I was tempted to buy a Roomba robovac last week, until my wife warned me of the pandemonium that would ensue when our schnauzers got a hold of it. So while I can’t entertain you with a cute video of my dogs attacking a robotic vacuum cleaner, how about the next best thing: a giant robotic leg powered by QNX.
This week, Carnegie Mellon’s student newspaper posted a story on Jonathan Hurst, a grad student who plans to develop a six-legged robot that can walk, run, and even climb stairs. Already, Hurst has designed an innovative leg that uses fiberglass springs to emulate natural running movements — a departure from the rotating gear motors and pneumatic actuators of traditional robots.
For his project, Hurst is using software from RHex, a QNX-based robot that is the “first documented autonomous legged machine to have exhibited general mobility... over general terrain.” RHex also serves as the basis for AQUA, a project dedicated to building amphibious robots that work underwater. Click here to see the RHex and AQUA robots in action.

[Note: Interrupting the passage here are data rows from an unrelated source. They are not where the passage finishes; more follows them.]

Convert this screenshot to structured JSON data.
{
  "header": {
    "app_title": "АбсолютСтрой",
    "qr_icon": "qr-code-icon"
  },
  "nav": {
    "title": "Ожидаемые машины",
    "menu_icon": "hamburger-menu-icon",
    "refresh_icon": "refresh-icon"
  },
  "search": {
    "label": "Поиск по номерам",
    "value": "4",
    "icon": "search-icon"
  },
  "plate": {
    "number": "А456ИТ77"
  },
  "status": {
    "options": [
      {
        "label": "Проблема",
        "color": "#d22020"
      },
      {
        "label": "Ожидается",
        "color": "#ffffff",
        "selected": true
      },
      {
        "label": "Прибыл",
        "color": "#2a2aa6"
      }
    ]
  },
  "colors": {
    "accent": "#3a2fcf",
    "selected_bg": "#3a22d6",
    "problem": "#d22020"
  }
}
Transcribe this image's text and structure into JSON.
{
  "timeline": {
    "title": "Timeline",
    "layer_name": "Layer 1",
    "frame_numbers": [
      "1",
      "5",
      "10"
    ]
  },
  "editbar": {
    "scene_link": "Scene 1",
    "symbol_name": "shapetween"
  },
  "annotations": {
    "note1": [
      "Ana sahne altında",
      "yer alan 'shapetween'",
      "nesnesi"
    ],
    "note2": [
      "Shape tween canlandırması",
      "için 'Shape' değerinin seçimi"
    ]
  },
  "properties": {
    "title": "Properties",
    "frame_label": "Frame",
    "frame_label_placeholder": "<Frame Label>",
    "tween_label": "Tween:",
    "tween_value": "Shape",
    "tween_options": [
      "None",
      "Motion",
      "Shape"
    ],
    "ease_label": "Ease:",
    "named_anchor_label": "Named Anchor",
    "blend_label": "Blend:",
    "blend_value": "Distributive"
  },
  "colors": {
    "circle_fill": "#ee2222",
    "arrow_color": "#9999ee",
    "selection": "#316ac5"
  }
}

If you search the web, you’ll find lots of other robotic projects based on QNX, including the famous Cog and Kismet robots from MIT. In most cases, these projects use QNX because of its realtime capabilities. However, the researchers at MIT needed to solve an additional problem: implementing efficient interprocess communications among Cog’s 32 processors. They found the solution in QNX transparent distributed processing (TDP), which allows an application to access remote software and hardware resources without special software coding. Recently, QNX published the source code for TDP on Foundry27.